None of that will do for people who bear striking resemblance to the God of the universe. None of that will do for people whose knowledge of God's loving compassion is regularly fed by their study of that God's Word. None of our feigned ignorance, none of our blinkered tunnel vision, none of our supposedly limp moral paralysis in the face of peer pressure will cut it with God. Whenever we find ourselves wishing we could deny the spark of the divine in us, then we can know we are headed for trouble.
Third and finally, we need to be on guard against self-deceptive, self-protective patterns of speech. Do we sometimes (or maybe often) find ourselves saying things like, "I was only following orders. Business is business. Everybody's doing it. That wasn't my area of responsibility in the firm. I didn't want to make waves. Wouldn't have made any difference if I had spoken up. Not my problem. These things happen--whaddya want me to do about it!? Yeah, well, don't expect me to change the world, you know!" The more we find ourselves saying things like this, the more likely it is we are evading something.
Lewis Smedes once wrote that seldom does evil attempt a wholesale takeover of a person's heart in one fell swoop.

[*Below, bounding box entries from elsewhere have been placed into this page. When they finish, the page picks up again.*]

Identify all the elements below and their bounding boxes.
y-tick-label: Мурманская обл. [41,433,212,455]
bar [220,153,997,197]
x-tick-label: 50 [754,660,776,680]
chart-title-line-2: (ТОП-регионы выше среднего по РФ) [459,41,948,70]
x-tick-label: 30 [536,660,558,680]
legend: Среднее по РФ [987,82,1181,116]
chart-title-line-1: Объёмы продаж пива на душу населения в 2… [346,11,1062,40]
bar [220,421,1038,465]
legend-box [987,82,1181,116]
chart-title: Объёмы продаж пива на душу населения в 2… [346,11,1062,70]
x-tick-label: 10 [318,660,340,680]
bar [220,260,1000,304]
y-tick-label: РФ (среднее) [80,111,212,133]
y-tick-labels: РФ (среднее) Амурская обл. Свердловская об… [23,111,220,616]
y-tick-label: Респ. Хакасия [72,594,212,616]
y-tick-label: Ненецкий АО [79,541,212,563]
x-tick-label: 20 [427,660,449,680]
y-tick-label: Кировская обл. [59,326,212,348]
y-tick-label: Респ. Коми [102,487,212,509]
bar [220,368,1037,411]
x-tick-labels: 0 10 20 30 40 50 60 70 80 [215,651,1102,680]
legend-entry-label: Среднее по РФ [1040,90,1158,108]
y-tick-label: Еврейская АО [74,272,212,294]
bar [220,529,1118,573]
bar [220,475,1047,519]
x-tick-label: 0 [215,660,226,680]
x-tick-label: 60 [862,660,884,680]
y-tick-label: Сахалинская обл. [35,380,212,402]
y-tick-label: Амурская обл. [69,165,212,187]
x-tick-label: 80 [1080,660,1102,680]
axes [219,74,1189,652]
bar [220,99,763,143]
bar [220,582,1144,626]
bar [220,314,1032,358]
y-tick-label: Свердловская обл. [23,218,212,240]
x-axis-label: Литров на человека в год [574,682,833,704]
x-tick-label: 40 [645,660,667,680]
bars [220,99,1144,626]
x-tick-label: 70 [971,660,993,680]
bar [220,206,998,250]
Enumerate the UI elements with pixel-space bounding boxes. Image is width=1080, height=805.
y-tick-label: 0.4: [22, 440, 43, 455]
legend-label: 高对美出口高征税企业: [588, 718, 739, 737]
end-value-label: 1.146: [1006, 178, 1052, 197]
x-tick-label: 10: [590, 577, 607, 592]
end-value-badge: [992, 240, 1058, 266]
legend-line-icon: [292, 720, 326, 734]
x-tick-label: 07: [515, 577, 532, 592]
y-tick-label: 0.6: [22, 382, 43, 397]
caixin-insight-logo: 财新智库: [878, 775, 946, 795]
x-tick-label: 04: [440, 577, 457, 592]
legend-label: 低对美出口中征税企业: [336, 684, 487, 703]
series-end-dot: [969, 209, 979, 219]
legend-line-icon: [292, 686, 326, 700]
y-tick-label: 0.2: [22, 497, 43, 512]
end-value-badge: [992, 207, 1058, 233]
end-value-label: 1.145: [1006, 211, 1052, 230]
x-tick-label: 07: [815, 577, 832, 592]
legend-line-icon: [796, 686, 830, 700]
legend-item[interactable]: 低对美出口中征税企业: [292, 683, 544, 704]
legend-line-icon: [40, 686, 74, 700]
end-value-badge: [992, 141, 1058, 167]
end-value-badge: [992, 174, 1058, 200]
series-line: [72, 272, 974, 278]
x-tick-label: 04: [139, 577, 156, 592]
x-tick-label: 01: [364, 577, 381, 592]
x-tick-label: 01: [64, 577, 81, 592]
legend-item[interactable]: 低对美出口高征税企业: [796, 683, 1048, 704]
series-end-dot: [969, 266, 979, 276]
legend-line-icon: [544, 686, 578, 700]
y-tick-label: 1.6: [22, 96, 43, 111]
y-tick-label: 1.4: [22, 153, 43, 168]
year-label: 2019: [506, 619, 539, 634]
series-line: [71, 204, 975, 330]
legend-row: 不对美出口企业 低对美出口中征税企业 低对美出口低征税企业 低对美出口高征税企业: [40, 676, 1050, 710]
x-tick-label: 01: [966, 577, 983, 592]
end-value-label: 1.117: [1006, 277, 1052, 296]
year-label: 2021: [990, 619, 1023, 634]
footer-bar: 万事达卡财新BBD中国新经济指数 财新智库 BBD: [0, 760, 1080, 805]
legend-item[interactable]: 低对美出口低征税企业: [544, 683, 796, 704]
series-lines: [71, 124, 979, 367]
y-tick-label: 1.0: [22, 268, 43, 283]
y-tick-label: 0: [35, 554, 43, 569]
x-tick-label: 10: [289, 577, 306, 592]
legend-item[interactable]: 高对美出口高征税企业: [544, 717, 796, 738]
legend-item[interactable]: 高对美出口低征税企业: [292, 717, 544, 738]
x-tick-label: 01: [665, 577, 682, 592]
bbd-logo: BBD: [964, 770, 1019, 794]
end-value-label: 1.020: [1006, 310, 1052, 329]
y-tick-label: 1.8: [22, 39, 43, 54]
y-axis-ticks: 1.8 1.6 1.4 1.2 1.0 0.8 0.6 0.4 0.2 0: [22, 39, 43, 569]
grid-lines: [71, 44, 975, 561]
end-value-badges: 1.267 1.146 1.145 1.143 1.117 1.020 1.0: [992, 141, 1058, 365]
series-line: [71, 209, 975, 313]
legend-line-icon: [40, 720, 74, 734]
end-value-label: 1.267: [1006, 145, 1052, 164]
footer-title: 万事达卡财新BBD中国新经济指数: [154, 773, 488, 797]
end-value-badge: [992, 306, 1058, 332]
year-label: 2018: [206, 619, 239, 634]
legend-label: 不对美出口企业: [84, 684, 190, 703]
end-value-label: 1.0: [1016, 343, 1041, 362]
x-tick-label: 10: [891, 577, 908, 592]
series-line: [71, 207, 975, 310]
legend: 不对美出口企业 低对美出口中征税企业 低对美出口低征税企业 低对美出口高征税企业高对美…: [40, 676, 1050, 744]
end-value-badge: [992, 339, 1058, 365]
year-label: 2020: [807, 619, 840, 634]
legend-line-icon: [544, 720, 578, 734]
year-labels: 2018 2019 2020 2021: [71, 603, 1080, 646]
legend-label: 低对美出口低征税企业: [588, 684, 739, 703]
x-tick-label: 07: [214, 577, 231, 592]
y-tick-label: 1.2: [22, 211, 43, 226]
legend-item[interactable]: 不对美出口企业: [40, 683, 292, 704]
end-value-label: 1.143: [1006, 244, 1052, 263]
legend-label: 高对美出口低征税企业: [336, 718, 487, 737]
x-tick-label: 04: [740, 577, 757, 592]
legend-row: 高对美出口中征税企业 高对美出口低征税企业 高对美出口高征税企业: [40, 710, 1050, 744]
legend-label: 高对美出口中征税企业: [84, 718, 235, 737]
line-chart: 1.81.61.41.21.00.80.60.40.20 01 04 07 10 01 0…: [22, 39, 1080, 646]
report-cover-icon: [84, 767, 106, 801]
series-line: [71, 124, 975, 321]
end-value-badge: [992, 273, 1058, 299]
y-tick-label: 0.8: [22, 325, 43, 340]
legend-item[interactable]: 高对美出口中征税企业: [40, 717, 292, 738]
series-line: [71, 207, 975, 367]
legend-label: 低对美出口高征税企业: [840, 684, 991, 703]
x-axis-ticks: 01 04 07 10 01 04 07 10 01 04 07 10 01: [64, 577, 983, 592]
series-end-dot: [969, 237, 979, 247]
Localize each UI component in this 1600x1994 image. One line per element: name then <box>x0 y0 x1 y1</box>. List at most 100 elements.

Rather, the devil's more typical style is to whittle away at us, slicing a sliver of conscience here and shaving a wisp of integrity there. We are enticed to make little compromises with the larger deceits around us until one day we discover that we have vacated the control center of our hearts. Suddenly we find it difficult to distinguish the truth for a lie, and oddly we find it difficult to look God in the eye, too.
Perhaps a similar but opposite tack can combat such a gradual takeover. Day by day we can open ourselves up to the Holy Spirit to help us combat sins large and small. Perhaps a key way to prevent ourselves from evading God is to let ourselves be again and again invaded by God's Spirit. Perhaps we need to find ways when sitting behind our desks, fixing mufflers in the shop, and working in the kitchen to let thoughts about God intrude upon our minds. Maybe the more we look for ways actively to make connections between our Christian identity and our workaday world, the more we will minimize the possibility of our trying to claim ignorance or of just letting things slide day after day, week after week.

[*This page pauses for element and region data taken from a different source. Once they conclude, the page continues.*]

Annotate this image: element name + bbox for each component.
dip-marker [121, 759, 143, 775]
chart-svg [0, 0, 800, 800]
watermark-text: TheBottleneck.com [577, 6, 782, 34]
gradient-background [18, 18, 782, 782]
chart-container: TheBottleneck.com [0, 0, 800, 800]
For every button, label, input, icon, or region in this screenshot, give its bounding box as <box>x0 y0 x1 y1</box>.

These are not easy suggestions. Many of us find our minds plenty crowded as it is--the last thing you need to hear your pastor suggest is finding still other items with which to be occupied when a million other things are clamoring for your attention most days as it is. Perhaps hearing me say this tempts you to respond, "Give me a break! You can't expect me to think that way, to try seeing everything through the lens of my faith! That's not my job. I'll leave theological reflections to pastors and professors. I've got enough going on." But that very reaction is just another example of flight, of wandering from God.
According to an old legend, three demons once came to try to conquer the world. The first one tried to sway people's hearts by loudly proclaiming, "There is no God!" But most did not believe so obvious an assault on God. The second demon wooed people with the cry, "There is no sin!" But too many people kept noticing what was in the newspaper every day fully to buy that line. The last demon, however, took a different tack. He knew that many people believed in both God and sin. So he decided not to cry out anything but merely to whisper into people's ears, "There is no hurry!" And this demon won the hearts of untold throngs of people who were only to happy to relax and wait things out. Amen.